Referências a xingamentos homofóbicos estão presentes em todas as torcidas dos times da Série A do Brasileiro. Há várias outras músicas que acompanham o mesmo tom do grito no tiro de meta. São-paulinos cantam sobre ex-jogadores do Corinthians, em "Gavião virou o Beija-Flor":

Gavião virou o Beija-Flor
Gambá, me diz como se sente
Por que você gosta de beijar?
Ronaldo saiu com dois travecos
O Sheik selinho ele foi dar
Vampeta posou pra G
Dinei desmunhecou
Na Fazenda de calcinha ele dançou
Não adianta argumentar
Todo mundo já falou
Que o gavião virou um beija-flor

Canção que os corintianos respondem da seguinte maneira, em "Vai para cima delas, Timão":

Vai pra cima delas
Ôôôôôôôôôôôôôôôôô
Vai pra cima delas, Timão!
Da bicharada!
Ôôôôôôôôôôôôôôôôô.
Vai pra cima delas, Timão!
Da bicharada!

No Paraná, os apoiadores do Coritiba têm um jeito próprio de se referir aos rivais do Atlético-PR:

Atleticano porco
Atleticano porco
Filho da puta
Rebola, que eu vou comer sua bunda
Nasceu no chiqueiro,
não tem onde dormir
E quando acha graça,
não tem dente para rir
Pau no cu do Atlético
Cuzão!

Cântico que atleticanos paranaenses retrucam com mais injúrias homofóbicas.

Atirei o pau nos coxa
E mandei tomar no cu
Coxarada filha da puta
Chupa rola e dá o cu
Ei, Coxa!
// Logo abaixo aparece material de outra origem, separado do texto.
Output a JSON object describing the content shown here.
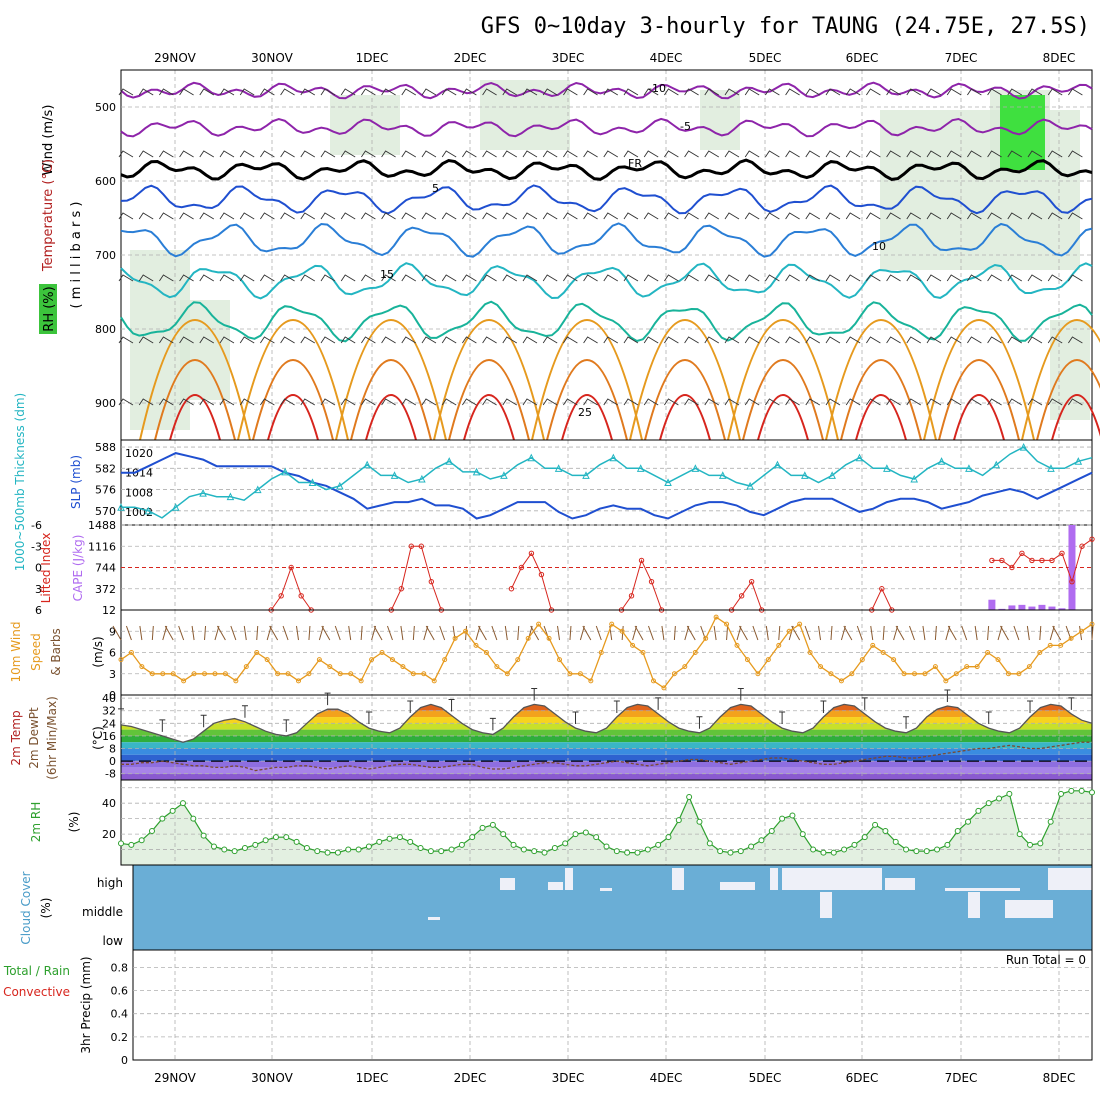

Vai tomar no cu

Mesmo quando o canto é de comemoração, há xingamentos motivados por orientação sexual ou gênero. Em "87 é nosso", sobre o título brasileiro reivindicado pelo Sport junto ao STF, torcedores chamam o rival Náutico de "putas da Barbie".

87 é nosso
87 é nosso,
2008 também
Não somos as putas da Barbie,
que nunca ganham de ninguém.
Ôôô, ô, ô, ô, ôôôôô

Rotular um jogador ou uma agremiação como homossexual é uma prática encarada como ofensa entre os torcedores.

Mais do que impulsionar o time, é uma maneira de diminuir o rival, segundo o pesquisador da UFRGS (Universidade Federal do Rio Grande do Sul) sobre masculinidade no esporte, Gustavo Andrada Bandeira.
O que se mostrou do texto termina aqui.